Friday, September 9, 2016

Original Sacred Harp Choir

Sacred  Harp singing, a style named after the hymnbook known as The Sacred Harp, is an unusual and very stylized form of a cappella gospel singing, in which the first verse of the song is performed with solfege syllables (fa, so, la, etc.) before the singers move on the lyrics of the song. The music is written with shaped noteheads; each shape corresponds to a solfege syllable - and the system does not correspond to the standard "classical" system of solfege. The style developed in the earliest days of the United States, and can still be found, especially in the southern states.
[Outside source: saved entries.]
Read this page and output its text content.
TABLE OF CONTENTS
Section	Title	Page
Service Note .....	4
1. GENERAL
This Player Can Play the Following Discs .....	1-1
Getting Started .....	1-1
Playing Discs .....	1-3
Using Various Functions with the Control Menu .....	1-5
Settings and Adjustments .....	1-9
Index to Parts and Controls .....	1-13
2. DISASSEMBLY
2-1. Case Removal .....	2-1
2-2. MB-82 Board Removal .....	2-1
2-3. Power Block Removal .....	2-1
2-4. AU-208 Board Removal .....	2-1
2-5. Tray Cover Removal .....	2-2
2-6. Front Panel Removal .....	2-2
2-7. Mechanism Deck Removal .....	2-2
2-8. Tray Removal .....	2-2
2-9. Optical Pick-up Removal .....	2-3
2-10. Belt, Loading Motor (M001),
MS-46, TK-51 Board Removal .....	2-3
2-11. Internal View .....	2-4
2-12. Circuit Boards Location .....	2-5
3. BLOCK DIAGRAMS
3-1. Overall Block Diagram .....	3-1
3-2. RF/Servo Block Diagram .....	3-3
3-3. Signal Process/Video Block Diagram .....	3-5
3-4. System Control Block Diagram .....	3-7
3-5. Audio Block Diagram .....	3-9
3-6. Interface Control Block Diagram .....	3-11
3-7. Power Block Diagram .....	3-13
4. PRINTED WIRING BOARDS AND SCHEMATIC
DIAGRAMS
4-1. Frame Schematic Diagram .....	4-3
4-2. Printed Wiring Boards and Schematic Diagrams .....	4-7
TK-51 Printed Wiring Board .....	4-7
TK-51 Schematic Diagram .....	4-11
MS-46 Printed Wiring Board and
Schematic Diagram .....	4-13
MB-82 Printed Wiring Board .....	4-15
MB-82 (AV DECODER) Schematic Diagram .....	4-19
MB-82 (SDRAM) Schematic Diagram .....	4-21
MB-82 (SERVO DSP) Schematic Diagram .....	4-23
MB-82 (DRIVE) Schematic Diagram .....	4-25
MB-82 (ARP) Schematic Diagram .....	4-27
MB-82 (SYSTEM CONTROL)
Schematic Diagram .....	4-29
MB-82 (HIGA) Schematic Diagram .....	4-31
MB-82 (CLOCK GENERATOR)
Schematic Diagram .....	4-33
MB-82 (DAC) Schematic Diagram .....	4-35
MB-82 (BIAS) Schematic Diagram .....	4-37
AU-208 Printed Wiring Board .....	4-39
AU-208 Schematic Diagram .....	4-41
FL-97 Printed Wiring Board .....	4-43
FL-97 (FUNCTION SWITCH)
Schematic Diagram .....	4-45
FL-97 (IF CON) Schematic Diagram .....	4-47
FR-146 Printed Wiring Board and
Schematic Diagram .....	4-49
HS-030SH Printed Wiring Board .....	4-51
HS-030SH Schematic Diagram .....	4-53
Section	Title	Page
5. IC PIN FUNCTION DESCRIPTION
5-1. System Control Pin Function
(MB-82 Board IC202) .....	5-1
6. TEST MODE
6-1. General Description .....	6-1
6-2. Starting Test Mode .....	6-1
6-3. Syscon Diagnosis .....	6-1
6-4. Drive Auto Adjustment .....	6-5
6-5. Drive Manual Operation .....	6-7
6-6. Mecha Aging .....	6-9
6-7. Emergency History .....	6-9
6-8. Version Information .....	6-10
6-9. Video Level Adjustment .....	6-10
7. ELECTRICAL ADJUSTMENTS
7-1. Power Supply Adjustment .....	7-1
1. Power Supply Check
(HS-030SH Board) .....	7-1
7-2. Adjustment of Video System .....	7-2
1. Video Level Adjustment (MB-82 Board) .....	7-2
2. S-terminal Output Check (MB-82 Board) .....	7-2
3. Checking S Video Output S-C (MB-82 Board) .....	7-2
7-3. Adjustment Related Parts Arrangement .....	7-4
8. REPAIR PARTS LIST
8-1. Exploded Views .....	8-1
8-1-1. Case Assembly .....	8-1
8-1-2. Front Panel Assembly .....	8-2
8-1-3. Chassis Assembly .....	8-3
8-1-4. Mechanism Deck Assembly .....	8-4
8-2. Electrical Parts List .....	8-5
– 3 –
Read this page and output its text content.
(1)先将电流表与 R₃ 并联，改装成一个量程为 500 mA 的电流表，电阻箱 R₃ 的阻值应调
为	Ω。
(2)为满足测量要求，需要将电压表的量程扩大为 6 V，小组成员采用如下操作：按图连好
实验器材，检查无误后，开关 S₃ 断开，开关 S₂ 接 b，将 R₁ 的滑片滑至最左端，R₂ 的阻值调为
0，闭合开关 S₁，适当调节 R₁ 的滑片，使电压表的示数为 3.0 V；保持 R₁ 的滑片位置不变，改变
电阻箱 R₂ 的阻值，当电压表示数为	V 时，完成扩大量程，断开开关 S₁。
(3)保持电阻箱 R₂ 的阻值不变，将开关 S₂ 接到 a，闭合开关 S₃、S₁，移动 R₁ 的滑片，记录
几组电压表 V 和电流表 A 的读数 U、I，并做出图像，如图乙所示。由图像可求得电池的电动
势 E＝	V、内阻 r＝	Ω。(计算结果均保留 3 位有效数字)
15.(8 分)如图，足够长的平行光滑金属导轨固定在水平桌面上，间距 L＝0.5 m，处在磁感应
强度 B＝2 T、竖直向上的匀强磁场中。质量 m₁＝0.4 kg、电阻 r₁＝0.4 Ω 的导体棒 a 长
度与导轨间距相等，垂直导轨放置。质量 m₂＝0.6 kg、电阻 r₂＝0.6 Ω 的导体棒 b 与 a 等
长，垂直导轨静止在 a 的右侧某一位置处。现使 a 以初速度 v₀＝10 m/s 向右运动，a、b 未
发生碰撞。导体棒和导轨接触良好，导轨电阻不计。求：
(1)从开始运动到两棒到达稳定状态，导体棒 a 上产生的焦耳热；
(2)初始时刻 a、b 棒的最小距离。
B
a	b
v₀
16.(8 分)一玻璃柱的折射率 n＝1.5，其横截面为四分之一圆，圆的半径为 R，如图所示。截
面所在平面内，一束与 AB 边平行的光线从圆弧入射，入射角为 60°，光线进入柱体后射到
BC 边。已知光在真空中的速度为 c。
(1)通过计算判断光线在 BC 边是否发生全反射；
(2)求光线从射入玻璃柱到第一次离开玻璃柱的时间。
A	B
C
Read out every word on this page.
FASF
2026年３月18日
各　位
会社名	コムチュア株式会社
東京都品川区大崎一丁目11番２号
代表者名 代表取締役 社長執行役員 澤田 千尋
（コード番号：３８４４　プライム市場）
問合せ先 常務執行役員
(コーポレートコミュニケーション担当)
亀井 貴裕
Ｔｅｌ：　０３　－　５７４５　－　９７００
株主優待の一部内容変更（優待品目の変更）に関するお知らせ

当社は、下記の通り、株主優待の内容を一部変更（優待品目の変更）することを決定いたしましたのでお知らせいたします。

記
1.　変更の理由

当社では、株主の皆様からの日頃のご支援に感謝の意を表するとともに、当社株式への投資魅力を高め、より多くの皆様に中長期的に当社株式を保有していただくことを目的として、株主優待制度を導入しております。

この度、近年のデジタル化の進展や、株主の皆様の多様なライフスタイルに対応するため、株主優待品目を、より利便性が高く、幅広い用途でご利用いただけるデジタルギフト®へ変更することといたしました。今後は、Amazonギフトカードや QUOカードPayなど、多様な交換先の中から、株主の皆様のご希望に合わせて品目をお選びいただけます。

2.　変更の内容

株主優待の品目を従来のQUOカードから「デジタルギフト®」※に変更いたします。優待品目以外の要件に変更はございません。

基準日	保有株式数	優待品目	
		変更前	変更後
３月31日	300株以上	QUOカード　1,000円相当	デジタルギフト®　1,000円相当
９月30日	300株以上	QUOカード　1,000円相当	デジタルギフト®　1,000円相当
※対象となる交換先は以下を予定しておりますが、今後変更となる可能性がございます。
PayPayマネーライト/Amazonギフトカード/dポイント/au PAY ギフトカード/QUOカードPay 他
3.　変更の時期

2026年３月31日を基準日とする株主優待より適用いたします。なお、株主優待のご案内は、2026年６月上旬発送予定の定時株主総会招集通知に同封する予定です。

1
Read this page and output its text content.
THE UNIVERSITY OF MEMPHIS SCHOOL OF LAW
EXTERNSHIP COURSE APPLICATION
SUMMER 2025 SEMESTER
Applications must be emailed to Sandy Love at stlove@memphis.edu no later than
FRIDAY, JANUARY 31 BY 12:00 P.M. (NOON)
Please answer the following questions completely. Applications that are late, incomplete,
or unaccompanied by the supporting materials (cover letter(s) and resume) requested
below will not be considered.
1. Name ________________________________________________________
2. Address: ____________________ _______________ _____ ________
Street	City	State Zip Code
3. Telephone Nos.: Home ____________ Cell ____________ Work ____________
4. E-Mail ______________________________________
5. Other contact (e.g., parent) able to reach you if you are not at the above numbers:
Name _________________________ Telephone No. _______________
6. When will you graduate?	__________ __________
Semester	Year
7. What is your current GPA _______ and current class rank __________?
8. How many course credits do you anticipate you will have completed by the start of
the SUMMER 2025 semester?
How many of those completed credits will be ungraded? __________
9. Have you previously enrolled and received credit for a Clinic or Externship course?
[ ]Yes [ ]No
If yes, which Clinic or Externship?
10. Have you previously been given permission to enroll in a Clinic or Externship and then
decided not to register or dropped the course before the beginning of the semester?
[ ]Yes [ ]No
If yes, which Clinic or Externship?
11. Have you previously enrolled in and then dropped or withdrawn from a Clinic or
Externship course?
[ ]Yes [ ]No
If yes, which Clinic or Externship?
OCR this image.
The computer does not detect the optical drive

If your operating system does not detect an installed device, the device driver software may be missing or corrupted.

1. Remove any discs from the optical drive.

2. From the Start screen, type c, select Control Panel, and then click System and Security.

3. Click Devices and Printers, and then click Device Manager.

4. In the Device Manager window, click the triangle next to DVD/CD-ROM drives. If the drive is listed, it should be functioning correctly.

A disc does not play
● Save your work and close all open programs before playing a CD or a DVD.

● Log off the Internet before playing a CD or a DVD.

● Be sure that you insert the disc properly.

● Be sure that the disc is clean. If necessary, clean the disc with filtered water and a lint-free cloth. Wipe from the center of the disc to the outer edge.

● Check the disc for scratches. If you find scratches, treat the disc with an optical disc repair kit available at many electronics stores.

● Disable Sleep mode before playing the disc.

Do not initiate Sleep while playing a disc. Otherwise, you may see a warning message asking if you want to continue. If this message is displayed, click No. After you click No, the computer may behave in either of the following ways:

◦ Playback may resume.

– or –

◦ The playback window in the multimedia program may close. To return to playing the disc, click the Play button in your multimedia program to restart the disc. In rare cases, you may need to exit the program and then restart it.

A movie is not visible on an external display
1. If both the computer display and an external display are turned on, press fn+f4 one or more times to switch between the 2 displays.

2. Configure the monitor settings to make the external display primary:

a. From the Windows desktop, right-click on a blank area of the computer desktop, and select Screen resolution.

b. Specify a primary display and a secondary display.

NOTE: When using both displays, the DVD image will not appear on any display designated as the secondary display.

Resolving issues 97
Sacred Harp singing was first recorded by the Brunswick record company in a series of sessions in New York in June and July of 1922. Based on contemporary newspaper accounts, the singers were apparently recruited from Texas and Georgia. Sacred Harp singing tends to be slightly rough-hewn, but the singers on the Brunswick recordings sing in a more refined manner, possibly reflecting the tastes of the record company. Brunswick thought enough of these recordings to issue them with a beautiful special label, depicting the shaped notes.

These sessions are notable for the first recording of "Amazing Grace," issued under the title "New Britain." Brunswick 5154, pairing "Greenfield" and "Hallelujah," has remained a more obscure disc; it doesn't appear in any discographies that I have seen.